Single by Carl Smith

from the album Greatest Hits
- B-side: "Doorstep to Heaven"
- Released: 1956
- Recorded: 1956
- Genre: Country
- Length: 2:08
- Label: Columbia
- Songwriter: Pat Patterson

Carl Smith singles chronology
| "I've Changed" (1956) | "You Are the One" (1956) | "Doorstep to Heaven" (1956) |

= You Are the One (Carl Smith song) =

"You Are the One" is a song written by Pat Patterson. Separate versions of the song were released in 1956, first by Leon Payne on Starday Records and then by Carl Smith (with the Tunesmiths) on Columbia Records. Smith's version entered Billboard magazine's country charts in June 1956, peaked at No. 4 on the disc jockey chart (No. 5 juke box), and remained on the chart for 23 weeks.

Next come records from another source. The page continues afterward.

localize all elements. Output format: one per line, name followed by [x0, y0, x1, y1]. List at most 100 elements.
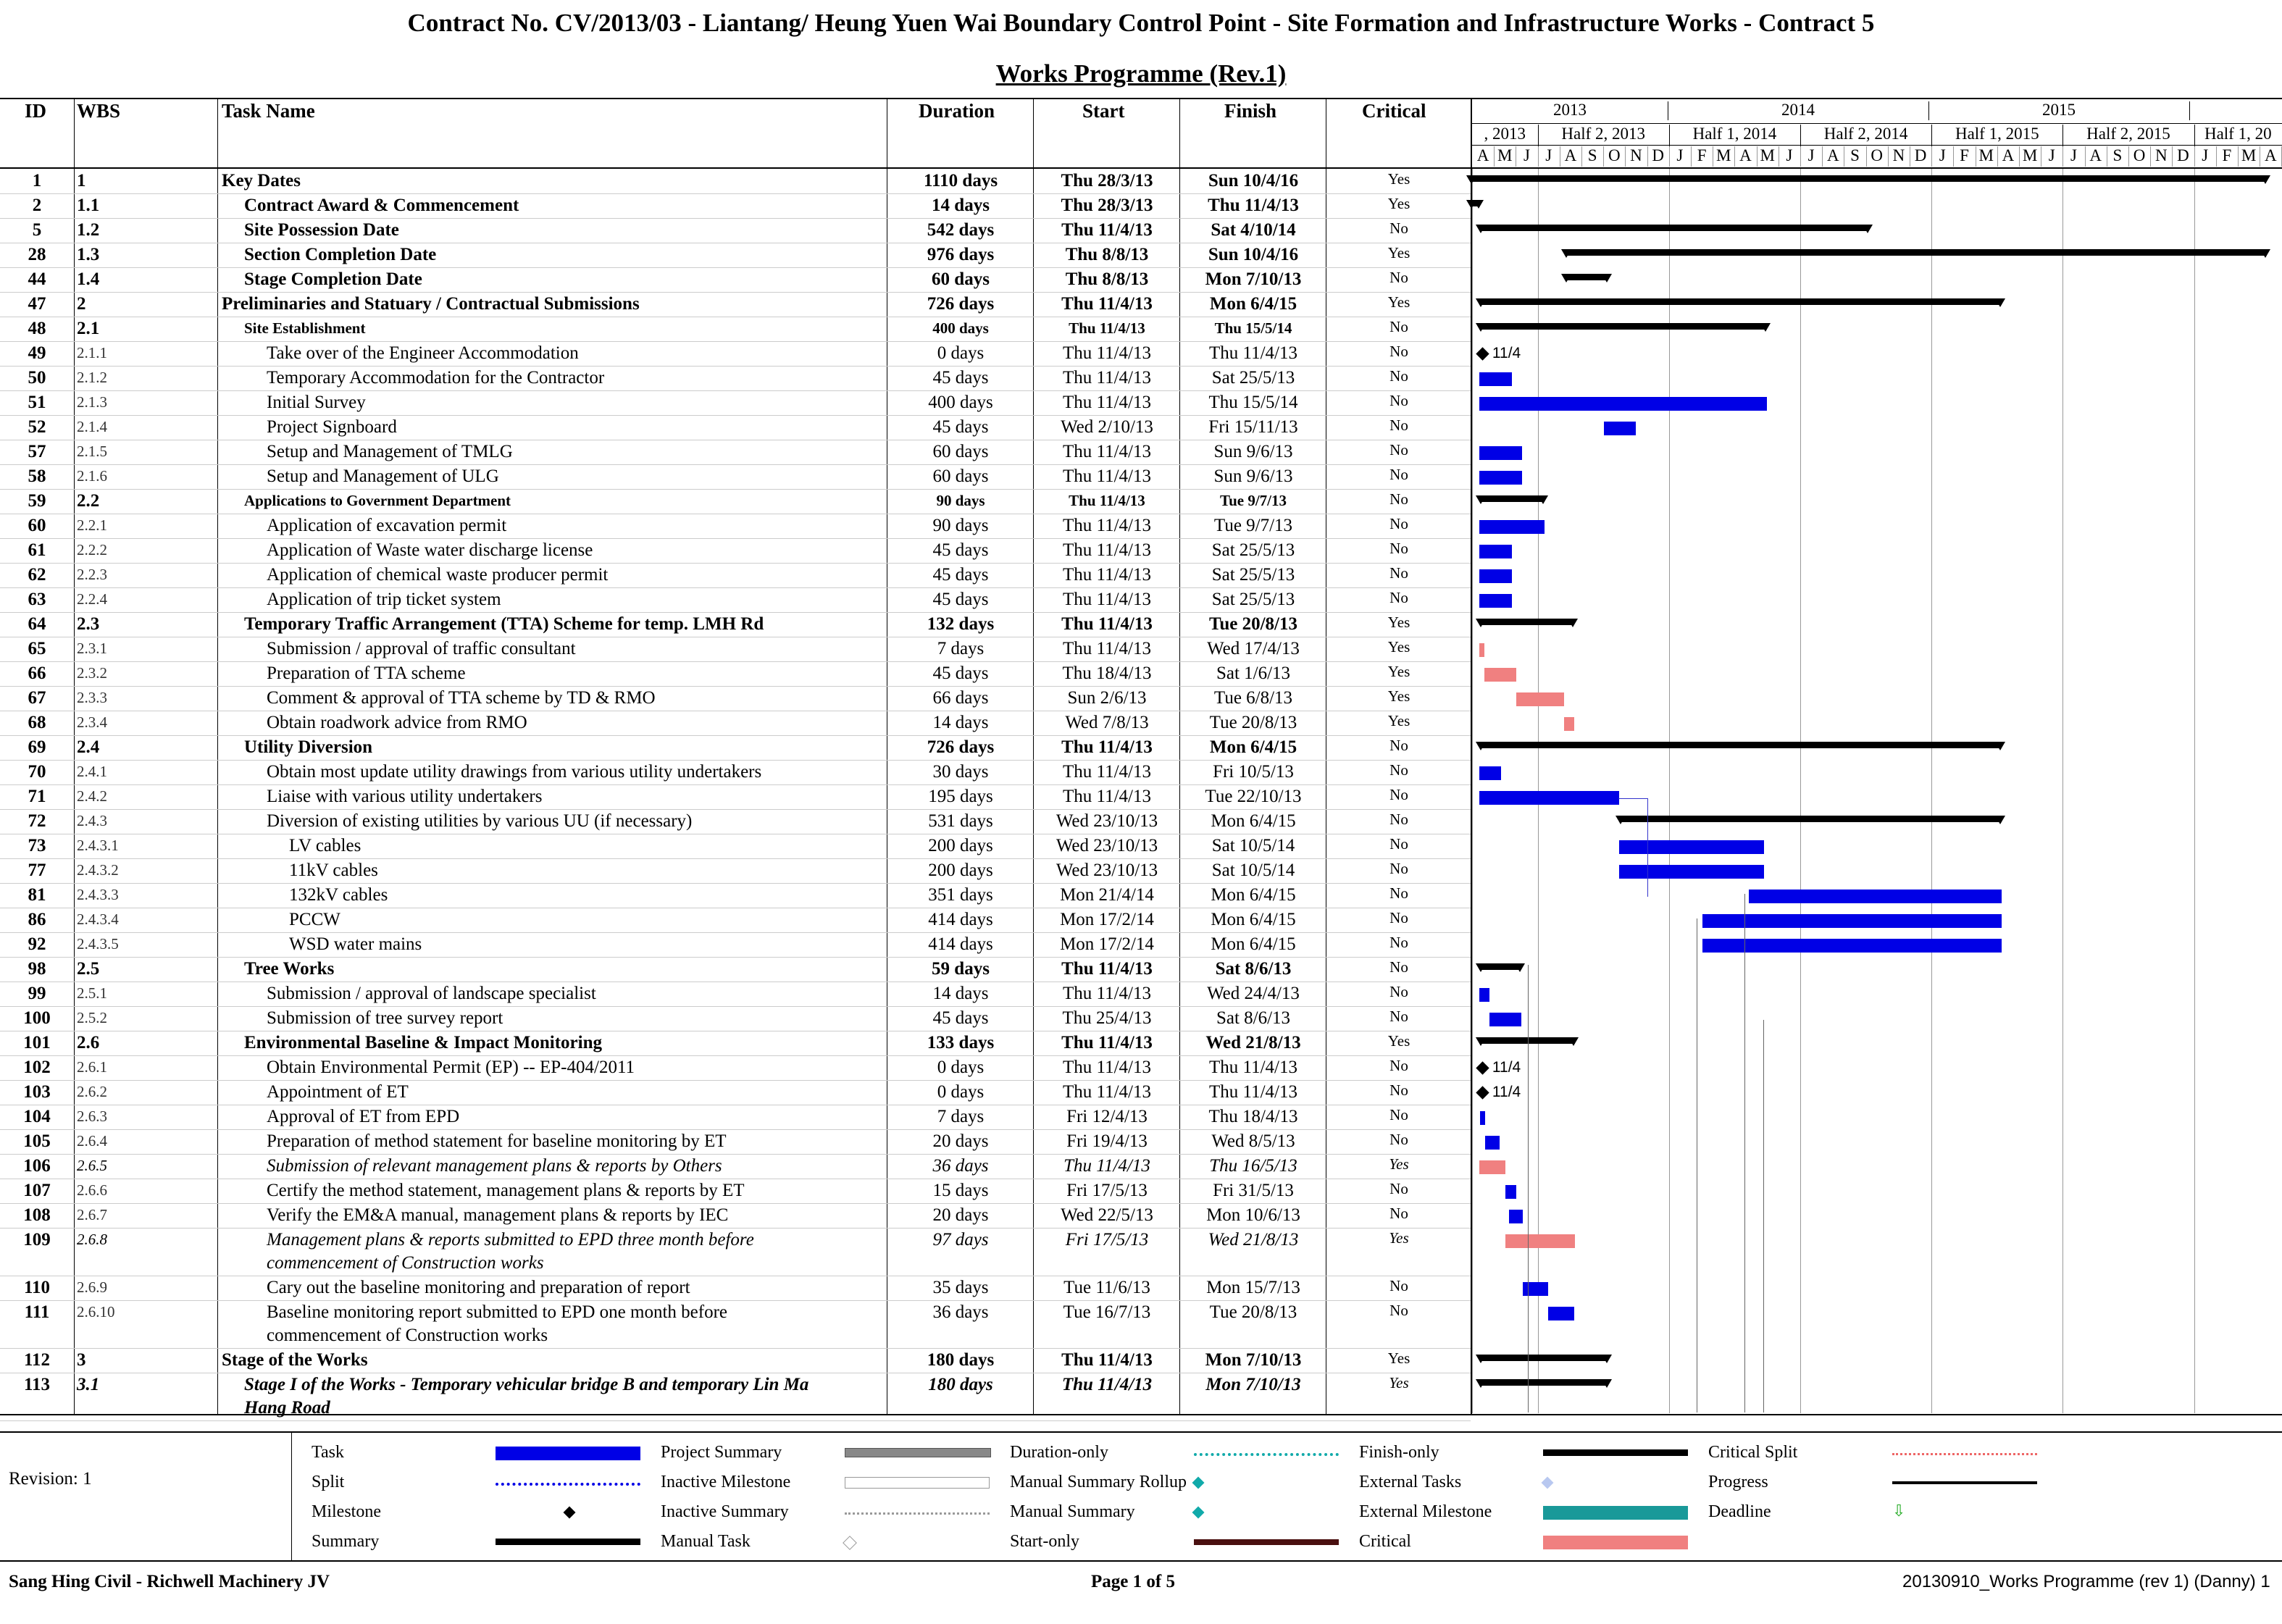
task-id: 69: [28, 737, 46, 757]
task-critical: Yes: [1387, 712, 1410, 729]
table-row: 49 2.1.1 Take over of the Engineer Accommo…: [0, 342, 1471, 367]
task-finish: Wed 17/4/13: [1207, 639, 1300, 658]
task-name: Environmental Baseline & Impact Monitori…: [244, 1033, 602, 1052]
timescale-month: S: [1587, 146, 1597, 164]
task-id: 113: [23, 1375, 51, 1394]
row-divider: [0, 1420, 1471, 1421]
timescale-half: Half 1, 2014: [1692, 125, 1777, 143]
timescale-month: J: [1524, 146, 1530, 164]
task-name: Stage I of the Works - Temporary vehicul…: [244, 1375, 809, 1394]
task-id: 108: [23, 1205, 51, 1225]
task-finish: Mon 6/4/15: [1211, 934, 1296, 954]
task-start: Thu 11/4/13: [1063, 540, 1151, 560]
dependency-line: [1647, 798, 1648, 897]
table-row: 72 2.4.3 Diversion of existing utilities b…: [0, 810, 1471, 834]
task-critical: Yes: [1387, 170, 1410, 188]
critical-task-bar: [1516, 692, 1564, 706]
table-row: 98 2.5 Tree Works 59 days Thu 11/4/13 Sat 8/6…: [0, 958, 1471, 982]
task-name: Section Completion Date: [244, 245, 437, 264]
task-start: Mon 21/4/14: [1060, 885, 1154, 905]
task-name: Approval of ET from EPD: [267, 1107, 460, 1126]
task-finish: Thu 11/4/13: [1209, 1058, 1297, 1077]
table-row: 60 2.2.1 Application of excavation permit 9…: [0, 514, 1471, 539]
task-critical: Yes: [1387, 1032, 1410, 1050]
task-duration: 351 days: [928, 885, 993, 905]
footer-filename: 20130910_Works Programme (rev 1) (Danny)…: [1902, 1572, 2270, 1591]
document-subtitle: Works Programme (Rev.1): [995, 59, 1287, 88]
task-name: PCCW: [289, 910, 340, 929]
legend-label: Progress: [1708, 1473, 1768, 1491]
task-critical: No: [1389, 318, 1408, 335]
legend-task-symbol: [496, 1447, 640, 1460]
task-finish: Sat 25/5/13: [1211, 368, 1295, 388]
legend-label: Summary: [312, 1532, 380, 1551]
task-name: Management plans & reports submitted to …: [267, 1230, 754, 1250]
task-name: Applications to Government Department: [244, 492, 511, 509]
col-header-duration: Duration: [919, 100, 995, 122]
task-start: Fri 19/4/13: [1066, 1131, 1148, 1151]
task-wbs: 2.6.10: [77, 1303, 115, 1320]
task-bar: [1548, 1307, 1574, 1320]
table-row: 110 2.6.9 Cary out the baseline monitoring…: [0, 1276, 1471, 1301]
legend-label: Finish-only: [1359, 1443, 1439, 1462]
table-row: 102 2.6.1 Obtain Environmental Permit (EP)…: [0, 1056, 1471, 1081]
task-duration: 531 days: [928, 811, 993, 831]
task-finish: Mon 6/4/15: [1209, 737, 1297, 757]
task-wbs: 2.6.2: [77, 1083, 107, 1100]
task-name: Diversion of existing utilities by vario…: [267, 811, 693, 831]
table-row: 59 2.2 Applications to Government Departme…: [0, 490, 1471, 514]
task-critical: Yes: [1387, 195, 1410, 212]
task-start: Thu 11/4/13: [1063, 590, 1151, 609]
table-row: 50 2.1.2 Temporary Accommodation for the C…: [0, 367, 1471, 391]
timescale-month: D: [1652, 146, 1664, 164]
timescale-month: J: [1939, 146, 1946, 164]
legend-label: Project Summary: [661, 1443, 782, 1462]
legend-external-tasks-symbol: [1541, 1476, 1554, 1489]
task-wbs: 2.4.1: [77, 763, 107, 780]
task-wbs: 2.4.3.5: [77, 935, 119, 953]
task-duration: 45 days: [932, 565, 989, 585]
task-finish: Sat 25/5/13: [1211, 590, 1295, 609]
task-name: Baseline monitoring report submitted to …: [267, 1302, 727, 1322]
task-critical: No: [1389, 589, 1408, 606]
task-wbs: 2.5.2: [77, 1009, 107, 1026]
task-duration: 7 days: [937, 639, 985, 658]
task-finish: Mon 7/10/13: [1205, 269, 1302, 289]
task-start: Wed 23/10/13: [1056, 811, 1158, 831]
task-duration: 0 days: [937, 343, 985, 363]
task-id: 109: [23, 1230, 51, 1250]
task-critical: No: [1389, 958, 1408, 976]
task-id: 103: [23, 1082, 51, 1102]
timescale-month: A: [2264, 146, 2277, 164]
task-finish: Sun 10/4/16: [1208, 171, 1299, 191]
task-duration: 20 days: [932, 1131, 989, 1151]
task-critical: No: [1389, 515, 1408, 532]
task-finish: Tue 6/8/13: [1213, 688, 1293, 708]
task-bar: [1505, 1185, 1516, 1199]
task-name: Appointment of ET: [267, 1082, 409, 1102]
task-finish: Wed 8/5/13: [1211, 1131, 1295, 1151]
table-row: 51 2.1.3 Initial Survey 400 days Thu 11/4/13…: [0, 391, 1471, 416]
table-row: 68 2.3.4 Obtain roadwork advice from RMO 14…: [0, 711, 1471, 736]
milestone-marker: [1476, 1061, 1489, 1075]
legend-label: Manual Summary: [1010, 1502, 1135, 1521]
task-start: Wed 23/10/13: [1056, 861, 1158, 880]
task-name: Submission of tree survey report: [267, 1008, 503, 1028]
task-start: Tue 16/7/13: [1063, 1302, 1151, 1322]
task-critical: No: [1389, 490, 1408, 508]
task-wbs: 1.2: [77, 220, 100, 240]
task-duration: 0 days: [937, 1082, 985, 1102]
timescale-half: Half 1, 20: [2204, 125, 2272, 143]
task-finish: Sun 9/6/13: [1213, 442, 1293, 461]
table-row: 66 2.3.2 Preparation of TTA scheme 45 days T…: [0, 662, 1471, 687]
task-wbs: 2.1: [77, 319, 100, 338]
task-name: Application of chemical waste producer p…: [267, 565, 609, 585]
task-start: Thu 11/4/13: [1063, 984, 1151, 1003]
footer-company: Sang Hing Civil - Richwell Machinery JV: [9, 1572, 330, 1591]
task-duration: 20 days: [932, 1205, 989, 1225]
revision-label: Revision: 1: [9, 1469, 92, 1489]
timescale-month: D: [2177, 146, 2189, 164]
task-name: Take over of the Engineer Accommodation: [267, 343, 579, 363]
task-duration: 60 days: [932, 269, 990, 289]
task-duration: 36 days: [932, 1302, 989, 1322]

The "B" side on the original records released by both Payne and Smith was "Doorstep to Heaven."

On its May 1956 release, Billboard included Smith's record in its "Spotlight" and wrote: "Here's a good pairing for the country warbler . . . Both are melodic and stylish ballads rendered in Smith's typical warm and haunting tones. Tho the top side has a more upbeat rhythm, both talk of love in a delicate, winning way. Watch 'em!"

Smith's daughter Carlene Carter, who was born the year the song was released, covered it on her 1990 album "I Fell in Love".